Multisite artery or polyvascular disease is common. In the REACH registry, 15.9% of patients with either established atherosclerotic arterial disease or at least 3 risk factors for atherothrombosis had symptomatic polyvascular disease. History of risk factors and known co-morbidities, as well as a thorough physical examination, are mandatory in the initial screening and diagnostic work-up. Various non-invasive imaging techniques (duplex ultrasound, computed tomography angiography, magnetic resonance angiography) can be used for the identification of the polyvascular patient. Digital subtraction angiography is now used almost exclusively in association with endovascular procedures. Appropriate implementation of each technique is based on international guidelines and a multidisciplinary discussion for each case.

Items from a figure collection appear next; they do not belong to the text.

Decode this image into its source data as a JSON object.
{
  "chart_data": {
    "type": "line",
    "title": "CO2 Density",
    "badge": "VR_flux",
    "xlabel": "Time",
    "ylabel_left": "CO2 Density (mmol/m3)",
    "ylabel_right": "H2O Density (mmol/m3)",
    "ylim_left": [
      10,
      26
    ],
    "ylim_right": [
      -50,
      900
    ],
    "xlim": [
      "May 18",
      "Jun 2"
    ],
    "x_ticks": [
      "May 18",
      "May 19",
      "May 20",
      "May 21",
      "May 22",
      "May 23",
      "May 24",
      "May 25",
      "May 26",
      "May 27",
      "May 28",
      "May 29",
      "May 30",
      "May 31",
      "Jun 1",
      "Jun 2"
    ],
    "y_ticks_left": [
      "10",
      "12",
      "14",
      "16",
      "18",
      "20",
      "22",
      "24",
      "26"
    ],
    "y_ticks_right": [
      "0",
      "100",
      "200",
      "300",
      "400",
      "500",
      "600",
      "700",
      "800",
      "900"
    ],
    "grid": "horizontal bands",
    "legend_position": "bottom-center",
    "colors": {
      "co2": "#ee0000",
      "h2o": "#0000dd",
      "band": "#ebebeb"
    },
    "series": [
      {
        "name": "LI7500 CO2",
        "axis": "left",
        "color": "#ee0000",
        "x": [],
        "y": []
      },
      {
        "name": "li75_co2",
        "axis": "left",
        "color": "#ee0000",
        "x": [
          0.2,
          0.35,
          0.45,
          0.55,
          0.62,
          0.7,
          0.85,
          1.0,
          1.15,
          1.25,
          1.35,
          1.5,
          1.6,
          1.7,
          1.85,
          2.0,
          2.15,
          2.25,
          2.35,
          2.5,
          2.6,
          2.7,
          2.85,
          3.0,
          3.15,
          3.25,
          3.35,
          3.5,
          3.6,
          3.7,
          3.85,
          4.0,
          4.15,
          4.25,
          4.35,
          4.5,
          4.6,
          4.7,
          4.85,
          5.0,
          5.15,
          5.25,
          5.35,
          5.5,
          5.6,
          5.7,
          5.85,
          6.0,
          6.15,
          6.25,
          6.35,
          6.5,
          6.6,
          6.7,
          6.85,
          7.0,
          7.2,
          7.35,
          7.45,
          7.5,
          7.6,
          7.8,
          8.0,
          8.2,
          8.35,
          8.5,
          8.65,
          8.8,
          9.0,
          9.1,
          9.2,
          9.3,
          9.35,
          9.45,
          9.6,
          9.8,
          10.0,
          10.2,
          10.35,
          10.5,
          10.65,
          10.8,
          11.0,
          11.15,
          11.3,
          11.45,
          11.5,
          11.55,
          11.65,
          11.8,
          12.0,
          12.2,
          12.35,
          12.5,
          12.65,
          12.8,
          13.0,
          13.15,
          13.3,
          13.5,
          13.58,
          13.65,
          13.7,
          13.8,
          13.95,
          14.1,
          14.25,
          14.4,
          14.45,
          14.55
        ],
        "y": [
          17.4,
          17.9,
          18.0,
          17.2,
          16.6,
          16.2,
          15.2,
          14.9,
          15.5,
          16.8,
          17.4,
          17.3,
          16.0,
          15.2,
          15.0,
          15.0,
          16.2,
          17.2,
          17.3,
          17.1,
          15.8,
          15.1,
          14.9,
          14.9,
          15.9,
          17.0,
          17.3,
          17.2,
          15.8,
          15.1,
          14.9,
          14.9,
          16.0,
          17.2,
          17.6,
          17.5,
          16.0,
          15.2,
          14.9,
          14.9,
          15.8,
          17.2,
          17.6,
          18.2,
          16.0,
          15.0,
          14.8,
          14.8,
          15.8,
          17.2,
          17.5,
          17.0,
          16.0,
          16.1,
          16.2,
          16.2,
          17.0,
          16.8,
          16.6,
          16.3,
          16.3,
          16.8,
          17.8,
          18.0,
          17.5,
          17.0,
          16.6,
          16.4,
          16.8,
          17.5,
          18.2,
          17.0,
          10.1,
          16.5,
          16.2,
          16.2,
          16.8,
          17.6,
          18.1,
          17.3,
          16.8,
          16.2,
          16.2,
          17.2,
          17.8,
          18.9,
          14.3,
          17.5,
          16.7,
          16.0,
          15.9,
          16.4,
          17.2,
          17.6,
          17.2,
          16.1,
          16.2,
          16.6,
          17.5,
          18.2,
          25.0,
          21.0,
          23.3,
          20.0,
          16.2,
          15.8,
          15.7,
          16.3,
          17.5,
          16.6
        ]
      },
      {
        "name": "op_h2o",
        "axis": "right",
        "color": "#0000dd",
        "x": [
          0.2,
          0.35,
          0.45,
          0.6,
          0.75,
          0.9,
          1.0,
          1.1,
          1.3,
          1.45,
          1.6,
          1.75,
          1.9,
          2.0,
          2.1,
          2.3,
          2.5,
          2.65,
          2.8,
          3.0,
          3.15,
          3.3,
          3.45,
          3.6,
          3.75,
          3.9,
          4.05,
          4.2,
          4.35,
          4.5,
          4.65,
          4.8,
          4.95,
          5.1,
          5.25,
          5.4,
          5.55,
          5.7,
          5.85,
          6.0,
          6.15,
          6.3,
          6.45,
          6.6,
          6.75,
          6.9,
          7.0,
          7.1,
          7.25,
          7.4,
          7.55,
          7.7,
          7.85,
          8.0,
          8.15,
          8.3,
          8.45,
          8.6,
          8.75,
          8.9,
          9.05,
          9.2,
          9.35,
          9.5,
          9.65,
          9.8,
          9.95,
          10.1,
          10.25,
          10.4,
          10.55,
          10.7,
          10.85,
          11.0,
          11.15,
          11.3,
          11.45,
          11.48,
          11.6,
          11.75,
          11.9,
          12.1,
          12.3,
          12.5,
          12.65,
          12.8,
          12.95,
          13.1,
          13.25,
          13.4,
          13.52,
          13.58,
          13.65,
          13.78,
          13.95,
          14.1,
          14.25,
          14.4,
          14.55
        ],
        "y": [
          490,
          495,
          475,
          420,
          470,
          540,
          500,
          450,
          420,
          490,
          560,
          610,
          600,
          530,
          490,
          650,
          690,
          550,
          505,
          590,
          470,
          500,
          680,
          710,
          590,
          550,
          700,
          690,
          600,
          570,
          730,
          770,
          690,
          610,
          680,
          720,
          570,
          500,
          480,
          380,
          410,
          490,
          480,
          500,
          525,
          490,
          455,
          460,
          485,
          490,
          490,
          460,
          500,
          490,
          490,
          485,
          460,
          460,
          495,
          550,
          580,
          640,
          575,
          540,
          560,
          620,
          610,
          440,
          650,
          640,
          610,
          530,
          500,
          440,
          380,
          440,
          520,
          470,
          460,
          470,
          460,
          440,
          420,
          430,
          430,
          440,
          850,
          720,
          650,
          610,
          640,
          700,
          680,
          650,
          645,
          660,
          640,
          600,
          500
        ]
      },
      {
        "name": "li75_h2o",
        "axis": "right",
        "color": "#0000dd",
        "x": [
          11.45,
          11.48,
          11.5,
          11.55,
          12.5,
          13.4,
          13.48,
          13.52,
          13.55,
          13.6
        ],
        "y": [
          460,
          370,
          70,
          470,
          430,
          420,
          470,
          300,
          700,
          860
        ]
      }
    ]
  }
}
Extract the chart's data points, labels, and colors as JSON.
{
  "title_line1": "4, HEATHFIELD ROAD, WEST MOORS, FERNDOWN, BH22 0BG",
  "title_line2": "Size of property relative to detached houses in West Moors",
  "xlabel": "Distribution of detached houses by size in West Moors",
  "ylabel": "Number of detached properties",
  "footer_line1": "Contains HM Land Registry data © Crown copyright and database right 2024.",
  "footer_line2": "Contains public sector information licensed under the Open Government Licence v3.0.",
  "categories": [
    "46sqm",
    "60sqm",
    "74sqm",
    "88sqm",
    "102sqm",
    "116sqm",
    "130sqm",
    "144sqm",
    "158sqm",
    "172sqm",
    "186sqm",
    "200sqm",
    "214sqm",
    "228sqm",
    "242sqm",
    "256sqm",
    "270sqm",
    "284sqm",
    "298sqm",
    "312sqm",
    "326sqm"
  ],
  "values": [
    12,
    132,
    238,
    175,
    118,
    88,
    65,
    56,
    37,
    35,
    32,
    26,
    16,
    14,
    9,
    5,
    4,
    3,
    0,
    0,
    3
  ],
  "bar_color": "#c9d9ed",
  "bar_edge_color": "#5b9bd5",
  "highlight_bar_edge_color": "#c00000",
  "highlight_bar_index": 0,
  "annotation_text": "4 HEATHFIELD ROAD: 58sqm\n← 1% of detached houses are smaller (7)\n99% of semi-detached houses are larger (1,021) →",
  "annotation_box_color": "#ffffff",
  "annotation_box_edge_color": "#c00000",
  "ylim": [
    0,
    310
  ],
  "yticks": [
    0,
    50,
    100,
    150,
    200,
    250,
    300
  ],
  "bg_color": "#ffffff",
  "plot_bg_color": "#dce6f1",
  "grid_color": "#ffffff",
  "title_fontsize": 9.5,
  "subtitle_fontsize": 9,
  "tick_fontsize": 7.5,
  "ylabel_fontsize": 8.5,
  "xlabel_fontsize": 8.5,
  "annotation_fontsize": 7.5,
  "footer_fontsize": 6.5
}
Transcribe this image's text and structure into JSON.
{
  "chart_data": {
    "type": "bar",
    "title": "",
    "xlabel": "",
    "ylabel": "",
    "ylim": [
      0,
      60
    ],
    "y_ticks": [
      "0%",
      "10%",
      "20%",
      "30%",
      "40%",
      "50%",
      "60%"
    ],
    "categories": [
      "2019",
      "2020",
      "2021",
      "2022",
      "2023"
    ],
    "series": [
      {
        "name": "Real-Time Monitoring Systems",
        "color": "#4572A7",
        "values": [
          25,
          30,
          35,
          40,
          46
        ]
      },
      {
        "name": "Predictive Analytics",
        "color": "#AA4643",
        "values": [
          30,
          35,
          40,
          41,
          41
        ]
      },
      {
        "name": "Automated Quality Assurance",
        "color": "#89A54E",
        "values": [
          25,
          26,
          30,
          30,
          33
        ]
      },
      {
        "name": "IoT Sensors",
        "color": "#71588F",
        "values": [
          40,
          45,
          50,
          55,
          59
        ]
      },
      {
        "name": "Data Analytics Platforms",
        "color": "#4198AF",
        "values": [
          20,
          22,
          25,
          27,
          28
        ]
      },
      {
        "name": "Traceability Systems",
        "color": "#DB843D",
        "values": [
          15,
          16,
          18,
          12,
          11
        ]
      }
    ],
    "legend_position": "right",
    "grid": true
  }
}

The presence of co-existing disease in a different vascular bed is associated with a higher risk of recurrent symptoms and complications in the first site. In this context, accumulating evidence suggests that arterial biomarkers, such as arterial stiffness (pulse wave velocity), central blood pressures, wave reflections indices, ankle-brachial index, carotid intimamedia thickness, as well as vasculogenic erectile dysfunction, can predict cardiovascular morbidity and mortality beyond classical risk factors and prediction models.
An important pending question is whether identification of multisite arterial disease may improve clinical outcomes in patients who are already in secondary prevention programs. Such screening of asymptomatic multisite artery disease in patients with known CVD would be of paramount importance if it is ultimately proven with hard evidence that it should lead to a different management from the one proposed for CVD patients without multisite artery disease.